Agyness Deyn's Dark Side
"Mean to Me" by McDermott and McGough
Looks can kill. Model Agyness Deyn makes the startling transformation from blonde ingenue to raven-haired vamp in Mean To Me, a short film noir directed by artist duo David McDermott and Peter McGough. Shot in the latter’s anachronous 1932 Manhattan apartment, replete with art deco furniture, the 13-minute romp portrays Deyn as a victimized starlet consumed by passion and greed. Exacting revenge upon her abusive lover (Law and Order’s Linus Roache), Deyn’s femme fatale channels those of the past, notably Barbara Stanwyck in Double Indemnity.
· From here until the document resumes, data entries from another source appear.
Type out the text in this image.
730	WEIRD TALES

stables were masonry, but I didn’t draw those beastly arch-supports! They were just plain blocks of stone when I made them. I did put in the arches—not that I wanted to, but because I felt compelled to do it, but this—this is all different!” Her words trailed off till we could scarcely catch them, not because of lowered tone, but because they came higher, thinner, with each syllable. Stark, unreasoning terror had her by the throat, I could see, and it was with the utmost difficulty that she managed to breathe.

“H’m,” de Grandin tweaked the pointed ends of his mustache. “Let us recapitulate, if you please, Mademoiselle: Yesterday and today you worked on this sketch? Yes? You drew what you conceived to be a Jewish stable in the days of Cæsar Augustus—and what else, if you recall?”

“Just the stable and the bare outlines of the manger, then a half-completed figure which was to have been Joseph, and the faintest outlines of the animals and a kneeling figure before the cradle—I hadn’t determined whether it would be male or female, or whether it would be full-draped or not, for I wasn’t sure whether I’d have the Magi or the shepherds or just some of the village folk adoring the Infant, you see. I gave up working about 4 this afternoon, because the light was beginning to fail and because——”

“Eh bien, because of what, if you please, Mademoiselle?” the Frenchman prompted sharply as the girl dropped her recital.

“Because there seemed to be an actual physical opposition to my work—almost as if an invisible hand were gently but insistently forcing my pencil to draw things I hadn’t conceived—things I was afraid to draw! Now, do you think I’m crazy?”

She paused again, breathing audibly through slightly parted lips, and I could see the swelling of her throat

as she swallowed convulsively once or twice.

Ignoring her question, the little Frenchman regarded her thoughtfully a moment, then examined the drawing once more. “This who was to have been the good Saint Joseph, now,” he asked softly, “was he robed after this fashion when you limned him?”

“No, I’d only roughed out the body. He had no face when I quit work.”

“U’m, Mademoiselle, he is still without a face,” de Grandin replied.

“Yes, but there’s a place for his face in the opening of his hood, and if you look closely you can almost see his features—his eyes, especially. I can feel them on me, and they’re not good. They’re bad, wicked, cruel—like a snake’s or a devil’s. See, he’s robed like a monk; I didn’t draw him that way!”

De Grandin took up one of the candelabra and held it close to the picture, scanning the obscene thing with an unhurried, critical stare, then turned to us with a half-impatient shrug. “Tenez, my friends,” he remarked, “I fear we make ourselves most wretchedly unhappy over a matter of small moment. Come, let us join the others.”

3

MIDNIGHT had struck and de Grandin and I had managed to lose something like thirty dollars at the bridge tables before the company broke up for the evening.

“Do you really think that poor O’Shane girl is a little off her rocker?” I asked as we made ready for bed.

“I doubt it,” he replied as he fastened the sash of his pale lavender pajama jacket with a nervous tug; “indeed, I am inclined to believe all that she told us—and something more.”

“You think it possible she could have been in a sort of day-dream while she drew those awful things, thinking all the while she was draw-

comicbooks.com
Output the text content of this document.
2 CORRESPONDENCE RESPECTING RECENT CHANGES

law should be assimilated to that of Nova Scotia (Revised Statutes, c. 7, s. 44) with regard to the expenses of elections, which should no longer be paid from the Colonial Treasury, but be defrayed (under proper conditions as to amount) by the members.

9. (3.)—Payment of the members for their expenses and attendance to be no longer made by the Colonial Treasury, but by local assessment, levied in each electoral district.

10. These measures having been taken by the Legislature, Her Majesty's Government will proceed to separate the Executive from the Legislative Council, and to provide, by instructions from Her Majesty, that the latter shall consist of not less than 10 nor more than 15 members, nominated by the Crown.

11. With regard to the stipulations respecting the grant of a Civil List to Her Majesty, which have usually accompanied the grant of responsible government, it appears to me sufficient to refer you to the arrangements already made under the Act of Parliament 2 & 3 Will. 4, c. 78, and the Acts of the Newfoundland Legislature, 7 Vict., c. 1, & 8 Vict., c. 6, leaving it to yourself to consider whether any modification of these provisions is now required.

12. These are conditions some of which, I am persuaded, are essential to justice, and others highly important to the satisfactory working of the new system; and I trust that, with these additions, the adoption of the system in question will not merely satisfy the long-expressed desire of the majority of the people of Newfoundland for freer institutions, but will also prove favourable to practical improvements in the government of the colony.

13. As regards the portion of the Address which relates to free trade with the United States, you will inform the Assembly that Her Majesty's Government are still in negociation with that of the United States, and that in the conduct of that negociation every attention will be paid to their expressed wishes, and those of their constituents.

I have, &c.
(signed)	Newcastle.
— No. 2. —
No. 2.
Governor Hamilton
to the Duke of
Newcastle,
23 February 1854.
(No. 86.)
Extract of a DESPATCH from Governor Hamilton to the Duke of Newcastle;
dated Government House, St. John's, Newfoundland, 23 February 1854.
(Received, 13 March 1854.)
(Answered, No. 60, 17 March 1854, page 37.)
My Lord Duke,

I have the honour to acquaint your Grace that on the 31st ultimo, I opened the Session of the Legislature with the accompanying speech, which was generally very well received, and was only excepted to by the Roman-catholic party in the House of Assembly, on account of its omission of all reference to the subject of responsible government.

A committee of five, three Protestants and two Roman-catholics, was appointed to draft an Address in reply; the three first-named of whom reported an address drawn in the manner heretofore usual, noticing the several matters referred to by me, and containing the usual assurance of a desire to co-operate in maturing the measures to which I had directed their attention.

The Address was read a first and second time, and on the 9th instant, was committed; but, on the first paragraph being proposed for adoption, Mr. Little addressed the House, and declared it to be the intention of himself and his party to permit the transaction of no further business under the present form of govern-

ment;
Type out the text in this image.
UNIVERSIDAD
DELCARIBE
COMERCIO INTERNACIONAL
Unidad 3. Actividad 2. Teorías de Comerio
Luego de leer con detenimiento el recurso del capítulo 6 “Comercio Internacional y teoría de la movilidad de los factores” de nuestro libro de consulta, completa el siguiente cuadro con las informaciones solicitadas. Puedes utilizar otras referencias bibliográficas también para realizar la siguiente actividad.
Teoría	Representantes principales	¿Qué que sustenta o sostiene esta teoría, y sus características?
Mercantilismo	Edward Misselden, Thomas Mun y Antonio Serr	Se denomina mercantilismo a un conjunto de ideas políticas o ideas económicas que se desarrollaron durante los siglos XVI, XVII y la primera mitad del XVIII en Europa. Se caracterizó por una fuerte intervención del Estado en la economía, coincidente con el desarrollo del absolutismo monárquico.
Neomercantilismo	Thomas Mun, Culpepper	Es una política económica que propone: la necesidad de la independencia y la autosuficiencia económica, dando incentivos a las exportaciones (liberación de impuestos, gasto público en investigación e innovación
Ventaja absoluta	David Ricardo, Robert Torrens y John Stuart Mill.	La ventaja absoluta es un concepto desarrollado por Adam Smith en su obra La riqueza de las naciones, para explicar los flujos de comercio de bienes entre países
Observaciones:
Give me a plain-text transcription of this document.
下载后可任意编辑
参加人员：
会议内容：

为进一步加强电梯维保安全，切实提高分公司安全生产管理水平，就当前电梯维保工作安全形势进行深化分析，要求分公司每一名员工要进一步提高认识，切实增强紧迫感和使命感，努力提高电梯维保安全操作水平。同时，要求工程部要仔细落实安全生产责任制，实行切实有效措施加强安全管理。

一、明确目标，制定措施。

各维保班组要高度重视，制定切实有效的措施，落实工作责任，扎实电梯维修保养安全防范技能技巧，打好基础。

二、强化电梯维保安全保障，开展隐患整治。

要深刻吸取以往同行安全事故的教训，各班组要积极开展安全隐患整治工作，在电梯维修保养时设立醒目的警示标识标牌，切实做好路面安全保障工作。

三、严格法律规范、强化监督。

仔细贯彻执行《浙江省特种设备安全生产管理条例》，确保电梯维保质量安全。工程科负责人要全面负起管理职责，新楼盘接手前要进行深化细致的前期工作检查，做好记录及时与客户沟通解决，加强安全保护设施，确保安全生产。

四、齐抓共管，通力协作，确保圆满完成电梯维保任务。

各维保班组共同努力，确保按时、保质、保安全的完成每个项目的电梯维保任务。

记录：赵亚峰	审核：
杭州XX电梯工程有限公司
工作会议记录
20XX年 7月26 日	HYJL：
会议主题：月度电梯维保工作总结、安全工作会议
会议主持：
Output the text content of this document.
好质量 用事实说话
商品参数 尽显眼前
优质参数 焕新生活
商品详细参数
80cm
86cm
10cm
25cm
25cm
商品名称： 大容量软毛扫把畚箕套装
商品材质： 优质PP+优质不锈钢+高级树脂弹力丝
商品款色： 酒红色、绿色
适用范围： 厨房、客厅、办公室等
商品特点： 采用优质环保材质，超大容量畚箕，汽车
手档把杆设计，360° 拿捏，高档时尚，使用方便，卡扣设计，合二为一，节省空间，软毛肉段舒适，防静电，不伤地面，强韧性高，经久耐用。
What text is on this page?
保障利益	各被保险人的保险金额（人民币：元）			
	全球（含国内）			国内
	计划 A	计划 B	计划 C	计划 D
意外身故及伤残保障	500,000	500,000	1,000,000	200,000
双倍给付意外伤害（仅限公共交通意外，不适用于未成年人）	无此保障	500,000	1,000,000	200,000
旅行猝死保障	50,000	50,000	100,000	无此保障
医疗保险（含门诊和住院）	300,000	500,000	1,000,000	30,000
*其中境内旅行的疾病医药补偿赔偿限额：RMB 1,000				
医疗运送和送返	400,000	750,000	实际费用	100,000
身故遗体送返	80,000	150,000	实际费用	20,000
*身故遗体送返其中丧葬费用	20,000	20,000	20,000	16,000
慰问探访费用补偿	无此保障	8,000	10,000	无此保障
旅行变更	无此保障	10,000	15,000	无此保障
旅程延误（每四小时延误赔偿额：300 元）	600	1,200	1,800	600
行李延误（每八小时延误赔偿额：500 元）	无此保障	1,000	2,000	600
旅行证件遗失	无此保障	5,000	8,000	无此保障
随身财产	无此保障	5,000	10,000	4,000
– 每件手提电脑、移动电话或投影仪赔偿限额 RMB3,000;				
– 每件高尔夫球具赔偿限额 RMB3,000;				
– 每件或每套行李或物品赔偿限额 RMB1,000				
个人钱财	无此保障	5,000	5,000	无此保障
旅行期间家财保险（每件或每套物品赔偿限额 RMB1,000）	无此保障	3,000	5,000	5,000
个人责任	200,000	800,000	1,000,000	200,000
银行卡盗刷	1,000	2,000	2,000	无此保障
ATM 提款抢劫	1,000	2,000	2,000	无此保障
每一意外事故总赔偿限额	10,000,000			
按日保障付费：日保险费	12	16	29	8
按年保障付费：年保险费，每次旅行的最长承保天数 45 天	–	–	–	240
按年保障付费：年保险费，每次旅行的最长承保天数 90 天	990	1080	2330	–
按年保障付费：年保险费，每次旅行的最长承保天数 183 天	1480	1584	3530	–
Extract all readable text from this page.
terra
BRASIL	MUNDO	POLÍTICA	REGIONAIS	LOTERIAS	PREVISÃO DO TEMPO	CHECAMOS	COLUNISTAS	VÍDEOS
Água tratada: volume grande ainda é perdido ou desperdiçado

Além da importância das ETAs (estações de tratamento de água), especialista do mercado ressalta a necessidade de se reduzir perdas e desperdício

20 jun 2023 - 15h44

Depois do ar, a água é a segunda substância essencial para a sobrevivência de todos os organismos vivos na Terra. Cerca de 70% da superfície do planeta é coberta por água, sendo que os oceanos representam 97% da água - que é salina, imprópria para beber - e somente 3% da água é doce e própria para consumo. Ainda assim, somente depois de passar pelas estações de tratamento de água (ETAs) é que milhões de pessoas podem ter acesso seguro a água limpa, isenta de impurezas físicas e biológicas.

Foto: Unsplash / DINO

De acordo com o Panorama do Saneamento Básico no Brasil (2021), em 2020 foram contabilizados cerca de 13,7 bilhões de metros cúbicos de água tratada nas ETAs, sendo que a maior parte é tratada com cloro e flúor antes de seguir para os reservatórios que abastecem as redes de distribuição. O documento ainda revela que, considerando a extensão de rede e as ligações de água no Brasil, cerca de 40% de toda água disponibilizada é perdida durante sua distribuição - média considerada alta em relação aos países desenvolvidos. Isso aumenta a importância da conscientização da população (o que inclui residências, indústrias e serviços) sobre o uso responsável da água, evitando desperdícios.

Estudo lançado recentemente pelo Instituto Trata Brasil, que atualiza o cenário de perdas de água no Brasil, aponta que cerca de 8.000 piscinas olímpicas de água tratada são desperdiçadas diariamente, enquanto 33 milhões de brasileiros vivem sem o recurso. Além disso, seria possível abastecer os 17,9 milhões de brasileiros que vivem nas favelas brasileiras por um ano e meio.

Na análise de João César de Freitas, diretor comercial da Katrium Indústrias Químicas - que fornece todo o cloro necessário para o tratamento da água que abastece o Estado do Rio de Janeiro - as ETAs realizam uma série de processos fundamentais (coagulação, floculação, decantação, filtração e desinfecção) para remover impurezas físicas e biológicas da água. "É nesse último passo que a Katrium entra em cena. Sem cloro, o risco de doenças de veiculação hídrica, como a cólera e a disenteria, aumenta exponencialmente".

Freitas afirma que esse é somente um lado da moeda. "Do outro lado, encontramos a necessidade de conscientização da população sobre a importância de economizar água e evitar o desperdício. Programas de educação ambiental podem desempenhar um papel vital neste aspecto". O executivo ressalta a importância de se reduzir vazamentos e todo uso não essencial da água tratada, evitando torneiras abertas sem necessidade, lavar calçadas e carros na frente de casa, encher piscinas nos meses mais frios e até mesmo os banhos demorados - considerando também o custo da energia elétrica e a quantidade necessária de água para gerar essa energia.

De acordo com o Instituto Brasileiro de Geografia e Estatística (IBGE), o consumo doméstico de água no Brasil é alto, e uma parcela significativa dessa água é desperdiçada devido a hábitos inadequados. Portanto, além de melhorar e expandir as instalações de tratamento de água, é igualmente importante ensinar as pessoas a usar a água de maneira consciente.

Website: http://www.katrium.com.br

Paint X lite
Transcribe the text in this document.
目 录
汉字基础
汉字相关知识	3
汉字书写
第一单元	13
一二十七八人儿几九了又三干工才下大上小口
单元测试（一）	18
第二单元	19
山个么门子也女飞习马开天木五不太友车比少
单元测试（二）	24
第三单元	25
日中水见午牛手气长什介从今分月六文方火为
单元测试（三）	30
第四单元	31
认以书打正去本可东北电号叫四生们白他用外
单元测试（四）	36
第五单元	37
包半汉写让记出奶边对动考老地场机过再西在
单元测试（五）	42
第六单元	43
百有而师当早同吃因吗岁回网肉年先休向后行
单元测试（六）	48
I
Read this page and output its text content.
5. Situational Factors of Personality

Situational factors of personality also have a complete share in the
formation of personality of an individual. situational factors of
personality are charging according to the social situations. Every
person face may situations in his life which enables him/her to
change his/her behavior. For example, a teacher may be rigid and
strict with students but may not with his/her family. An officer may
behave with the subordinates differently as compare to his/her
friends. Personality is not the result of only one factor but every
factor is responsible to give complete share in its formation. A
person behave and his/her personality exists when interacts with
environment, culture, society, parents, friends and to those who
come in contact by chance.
A familiar sight on the runway for Chanel, Burberry and Alexander Wang, Deyn seduces on screen in Zac Posen’s pitch-perfect gowns, Guerlain's Shalimar perfume and an iridescent string of Mikimoto pearls. Such attention to historical detail is classic McDermott and McGough—the pair have lived and dressed as 19th-century gentlemen for three decades now—and gives this cinematic time capsule a period authenticity, shadowed with allusions to Hitchcock and Fritz Lang. Following the recent gala premiere in New York, Mean to Me will hit the festival circuit before landing at McDermott & McGough’s October exhibit at the Kunsthalle Wien, Austria.